Полковник проворчал, что ему и без сопливых скользко, продолжал греметь посудой, плескал в бокалы.

– Сами подходите, – проворчал он, удаляясь с доверху наполненным бокалом к дивану. – Лакеев не держим.

Люди жадно пили, приходили в себя. Но лица не светлели. Желтухин по-прежнему не приходил. Это было не к добру. Зуев поднялся, кряхтя, как старый дед, подобрался к окну, принялся созерцать надоевший морской пейзаж. Потом угрюмо смотрел, как по палубе вновь блуждал помощник капитана, перекинулся парой фраз с механиком Пановым. Оба искоса глянули на застекленную кают-компанию и удалились в разные стороны.

– Чего делать будем? – проговорила между приступами икоты одуревшая от страха и спиртного Статская.

– Как и предлагал Желтухин, – проворчал Бобрович. – Сейчас еще малость опохмелимся, потом вторгаемся на камбуз, берем жратву и оккупируем носовую палубу. Там зонты, не расклеимся. Будем ждать у моря погоды. Третьи сутки, пора бы уже…

– Точно, – тряхнул грязной шевелюрой Вышинский. – Держим оборону, пресекаем любые попытки нас разлучить. Протесты индивидуалистов рассматриваются как сепаратизм и жестоко пресекаются.

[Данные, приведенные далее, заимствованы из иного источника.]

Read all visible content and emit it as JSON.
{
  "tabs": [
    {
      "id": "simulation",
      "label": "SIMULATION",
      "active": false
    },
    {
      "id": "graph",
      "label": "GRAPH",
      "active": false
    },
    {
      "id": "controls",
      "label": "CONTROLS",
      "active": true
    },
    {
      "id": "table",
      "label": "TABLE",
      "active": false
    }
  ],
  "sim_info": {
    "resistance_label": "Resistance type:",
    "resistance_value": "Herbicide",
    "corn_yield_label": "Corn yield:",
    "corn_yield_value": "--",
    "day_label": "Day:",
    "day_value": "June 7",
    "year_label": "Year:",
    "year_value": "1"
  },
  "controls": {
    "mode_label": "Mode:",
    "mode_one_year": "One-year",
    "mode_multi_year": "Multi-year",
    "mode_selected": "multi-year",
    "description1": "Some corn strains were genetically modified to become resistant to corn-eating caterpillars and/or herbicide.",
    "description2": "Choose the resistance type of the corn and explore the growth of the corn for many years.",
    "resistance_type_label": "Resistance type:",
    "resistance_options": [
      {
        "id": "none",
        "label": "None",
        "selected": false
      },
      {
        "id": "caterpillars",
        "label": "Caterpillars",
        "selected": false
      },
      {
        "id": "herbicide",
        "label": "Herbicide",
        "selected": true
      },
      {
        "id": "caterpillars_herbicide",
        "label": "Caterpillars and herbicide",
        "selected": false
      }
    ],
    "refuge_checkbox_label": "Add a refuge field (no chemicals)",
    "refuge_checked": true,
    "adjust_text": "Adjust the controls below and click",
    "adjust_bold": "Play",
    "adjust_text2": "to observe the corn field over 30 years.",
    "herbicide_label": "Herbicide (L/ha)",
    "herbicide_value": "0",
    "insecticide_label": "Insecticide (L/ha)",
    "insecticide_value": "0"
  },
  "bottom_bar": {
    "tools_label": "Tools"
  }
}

– А в туалет ходим по трое, – крякнул Зуев.

– Я что-то не поняла, – задумалась Евгения Дмитриевна – она машинально пыталась распутать связавшиеся узлами волосы. – Мы уже не считаем, что кто-то из нас – пособник преступников или самый главный преступник? Давненько мы что-то не обсуждали эту волнующую тему.

Снова воцарилось насыщенное мукой молчание. Люди украдкой посматривали друг на друга.

– Кхм, – выразительно сказал полковник. – Если кому-то тут интересно мое мнение… А что бы вы обо мне ни говорили, господа хорошие, мое мнение должно быть вам интересно – как мнение человека, определенно не связанного с преступниками…

– Да уж, это точно, – пробормотала Статская, пряча глаза. – Такие, как вы, с подобными преступниками не связываются…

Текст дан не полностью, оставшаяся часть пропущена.